And as he was immersed in righteous indignation at man's inhumanity, not so much
to mankind as to Abu ibn Assur, a great roaring sound tore through the desert
prison, followed by a terrible, hot, dry, sand-stabbing wind. Abu screamed and
covered his eyes-- too late, however, and the sand ripped them open, and the hot air
dried them out.
That was why he didn't see the hole in the outside wall of cell 23, which held a
political prisoner condemned to die the next morning for having murdered his wife--
normally not a political crime, except when the wife was also the daughter of
somebody who could make phone calls and get people put in prison.

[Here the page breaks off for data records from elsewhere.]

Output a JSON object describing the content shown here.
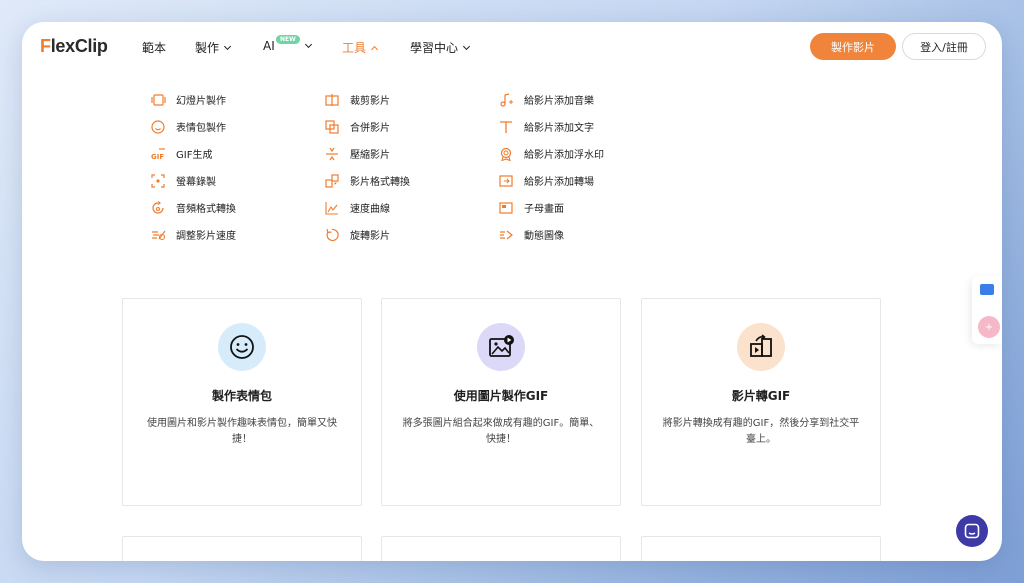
{
  "header": {
    "logo": {
      "first": "F",
      "rest": "lexClip"
    },
    "nav": [
      {
        "label": "範本"
      },
      {
        "label": "製作"
      },
      {
        "label": "AI",
        "badge": "NEW"
      },
      {
        "label": "工具"
      },
      {
        "label": "學習中心"
      }
    ],
    "primary_button": "製作影片",
    "login_button": "登入/註冊"
  },
  "menu": {
    "col1": [
      {
        "label": "幻燈片製作",
        "icon": "slideshow-icon"
      },
      {
        "label": "表情包製作",
        "icon": "smiley-icon"
      },
      {
        "label": "GIF生成",
        "icon": "gif-icon"
      },
      {
        "label": "螢幕錄製",
        "icon": "screen-record-icon"
      },
      {
        "label": "音頻格式轉換",
        "icon": "audio-convert-icon"
      },
      {
        "label": "調整影片速度",
        "icon": "speed-icon"
      }
    ],
    "col2": [
      {
        "label": "裁剪影片",
        "icon": "crop-icon"
      },
      {
        "label": "合併影片",
        "icon": "merge-icon"
      },
      {
        "label": "壓縮影片",
        "icon": "compress-icon"
      },
      {
        "label": "影片格式轉換",
        "icon": "video-convert-icon"
      },
      {
        "label": "速度曲線",
        "icon": "speed-curve-icon"
      },
      {
        "label": "旋轉影片",
        "icon": "rotate-icon"
      }
    ],
    "col3": [
      {
        "label": "給影片添加音樂",
        "icon": "music-note-icon"
      },
      {
        "label": "給影片添加文字",
        "icon": "text-icon"
      },
      {
        "label": "給影片添加浮水印",
        "icon": "watermark-icon"
      },
      {
        "label": "給影片添加轉場",
        "icon": "transition-icon"
      },
      {
        "label": "子母畫面",
        "icon": "picture-in-picture-icon"
      },
      {
        "label": "動態圖像",
        "icon": "motion-icon"
      }
    ]
  },
  "cards": [
    {
      "title": "製作表情包",
      "desc": "使用圖片和影片製作趣味表情包，簡單又快捷！",
      "circle_color": "#d7ecfb"
    },
    {
      "title": "使用圖片製作GIF",
      "desc": "將多張圖片組合起來做成有趣的GIF。簡單、快捷！",
      "circle_color": "#dcd8f7"
    },
    {
      "title": "影片轉GIF",
      "desc": "將影片轉換成有趣的GIF，然後分享到社交平臺上。",
      "circle_color": "#fbe2cc"
    }
  ],
  "colors": {
    "accent": "#f07c2f",
    "chat": "#3d3aa8"
  }
}
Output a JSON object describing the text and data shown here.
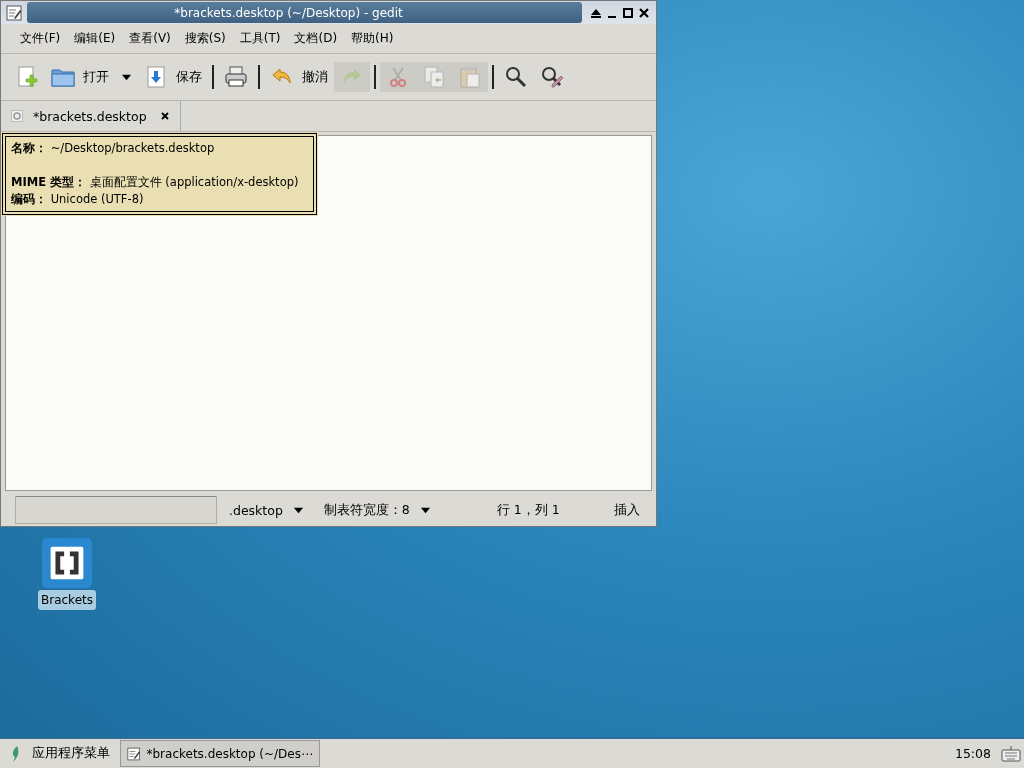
{
  "window": {
    "title": "*brackets.desktop (~/Desktop) - gedit"
  },
  "menu": [
    "文件(F)",
    "编辑(E)",
    "查看(V)",
    "搜索(S)",
    "工具(T)",
    "文档(D)",
    "帮助(H)"
  ],
  "toolbar": [
    {
      "kind": "new",
      "disabled": false
    },
    {
      "kind": "open",
      "label": "打开",
      "disabled": false
    },
    {
      "kind": "dropdown",
      "disabled": false
    },
    {
      "kind": "save",
      "label": "保存",
      "disabled": false
    },
    {
      "kind": "separator"
    },
    {
      "kind": "print",
      "disabled": false
    },
    {
      "kind": "separator"
    },
    {
      "kind": "undo",
      "label": "撤消",
      "disabled": false
    },
    {
      "kind": "redo",
      "disabled": true
    },
    {
      "kind": "separator"
    },
    {
      "kind": "cut",
      "disabled": true
    },
    {
      "kind": "copy",
      "disabled": true
    },
    {
      "kind": "paste",
      "disabled": true
    },
    {
      "kind": "separator"
    },
    {
      "kind": "search",
      "disabled": false
    },
    {
      "kind": "replace",
      "disabled": false
    }
  ],
  "tabs": [
    {
      "label": "*brackets.desktop",
      "selected": true
    }
  ],
  "tooltip": [
    {
      "label": "名称：",
      "value": "~/Desktop/brackets.desktop"
    },
    {
      "label": "MIME 类型：",
      "value": "桌面配置文件 (application/x-desktop)"
    },
    {
      "label": "编码：",
      "value": "Unicode (UTF-8)"
    }
  ],
  "status_bar": {
    "language": ".desktop",
    "tab_width": "制表符宽度：8",
    "position": "行 1，列 1",
    "mode": "插入"
  },
  "desktop_icons": [
    {
      "label": "Brackets",
      "selected": true
    }
  ],
  "taskbar": {
    "start": "应用程序菜单",
    "tasks": [
      {
        "label": "*brackets.desktop (~/Des⋯",
        "selected": false
      }
    ],
    "clock": "15:08"
  }
}
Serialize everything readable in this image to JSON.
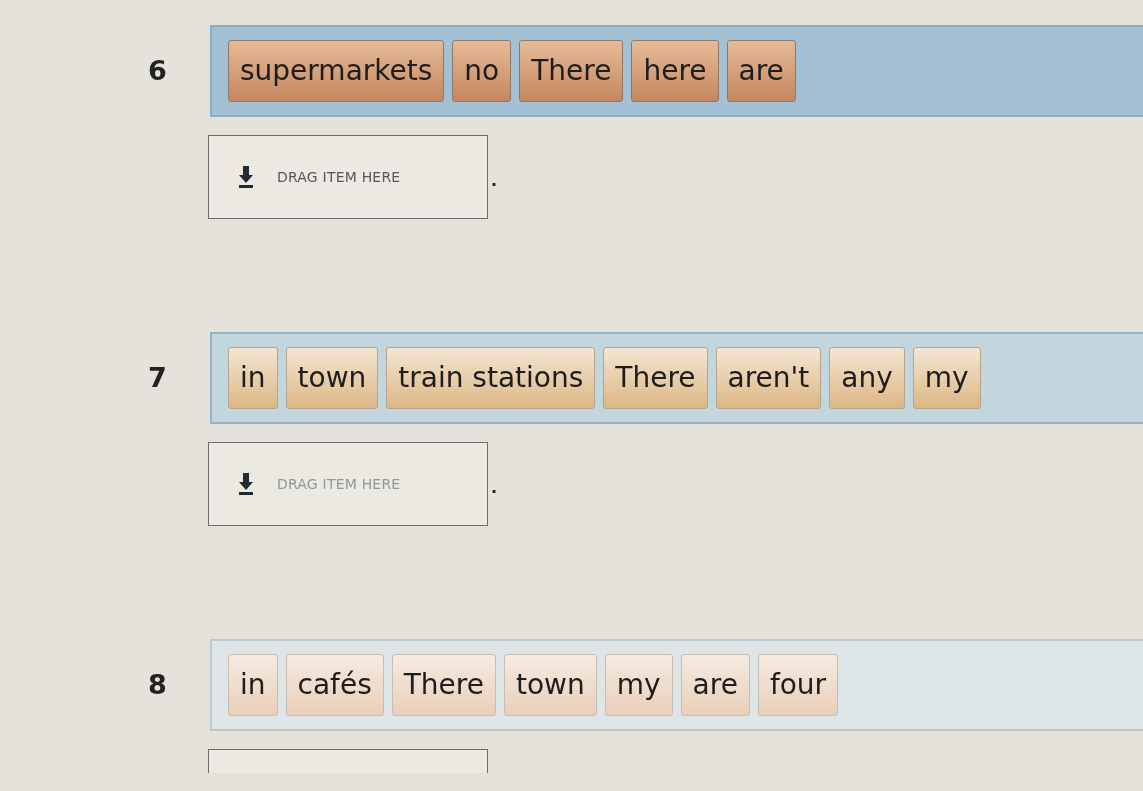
{
  "questions": [
    {
      "number": "6",
      "words": [
        "supermarkets",
        "no",
        "There",
        "here",
        "are"
      ],
      "drop_zone": {
        "placeholder": "DRAG ITEM HERE",
        "end_mark": ".",
        "cut_off": false
      }
    },
    {
      "number": "7",
      "words": [
        "in",
        "town",
        "train stations",
        "There",
        "aren't",
        "any",
        "my"
      ],
      "drop_zone": {
        "placeholder": "DRAG ITEM HERE",
        "end_mark": ".",
        "cut_off": false
      }
    },
    {
      "number": "8",
      "words": [
        "in",
        "cafés",
        "There",
        "town",
        "my",
        "are",
        "four"
      ],
      "drop_zone": {
        "cut_off": true
      }
    }
  ]
}
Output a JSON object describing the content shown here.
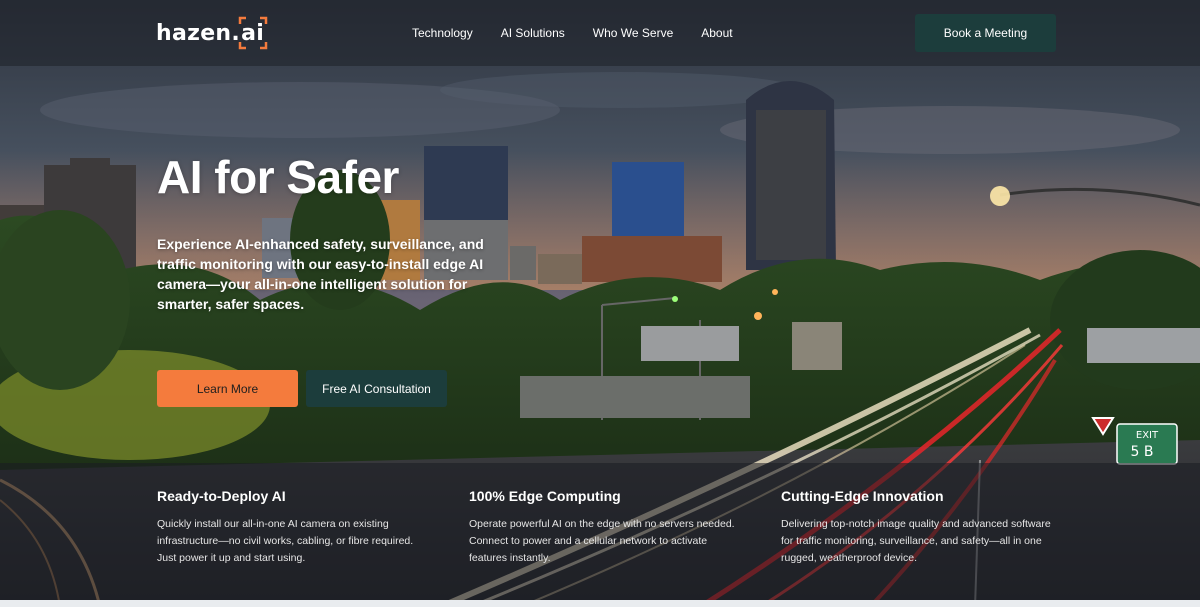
{
  "nav": {
    "logo": {
      "text": "hazen",
      "dot": ".",
      "suffix": "ai",
      "accent": "#f47b3d"
    },
    "links": [
      "Technology",
      "AI Solutions",
      "Who We Serve",
      "About"
    ],
    "cta": "Book a Meeting"
  },
  "hero": {
    "title": "AI for Safer",
    "description": "Experience AI-enhanced safety, surveillance, and traffic monitoring with our easy-to-install edge AI camera—your all-in-one intelligent solution for smarter, safer spaces.",
    "primary_button": "Learn More",
    "secondary_button": "Free AI Consultation"
  },
  "features": [
    {
      "title": "Ready-to-Deploy AI",
      "text": "Quickly install our all-in-one AI camera on existing infrastructure—no civil works, cabling, or fibre required. Just power it up and start using."
    },
    {
      "title": "100% Edge Computing",
      "text": "Operate powerful AI on the edge with no servers needed. Connect to power and a cellular network to activate features instantly."
    },
    {
      "title": "Cutting-Edge Innovation",
      "text": "Delivering top-notch image quality and advanced software for traffic monitoring, surveillance, and safety—all in one rugged, weatherproof device."
    }
  ],
  "colors": {
    "accent_orange": "#f47b3d",
    "dark_teal": "#1c3d3c"
  }
}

That was why he didn't see hig supervisor come in, discover cell 23 empty, and
then aim his submachine gun at Abu as the first step to setting up the hapless guard
as the official scapegoat for this fiasco. Abu did, however, hear and feel the
discharge of the gun, and wondered vaguely what had happened as he died.
***
Mklikluln stretched the new arms and legs (the fourness of the body, the
two-sidedness, the overwhelming sexuality of it all were amazing, all were
delightful) and walked around his little spacecraft. And the fiveness and tenness of
the fingers and toes! (What we could have done with fingers and toes! except that we
might not have developed thoughttalk, then, and would have been tied to the
vibration of air as are these people.) Inside the ship he could see his own body
melting as the hot air of the Kansas farmland raised the temperature above the
melting point of ice.
He had broken the law himself, but could see no way around it. Necessary as his
act had been, and careful as he had been to steal the body of a man doomed anyway to
die, he knew that his own people would try him, convict him, and execute him for
depriving an intelligent being of life.
But in the meantime, it was a new body and a whole range of sensations. He moved
the tongue over the teeth. He made the buzzing in his throat that was used for
communication. He tried to speak.
It was impossible. Or so it seemed, as the tongue and lips and jaw tried to make
the Arabic sounds the reflex pathways were accustomed to, while Mklikluln tried to
speak in the language that had dominated the airwaves.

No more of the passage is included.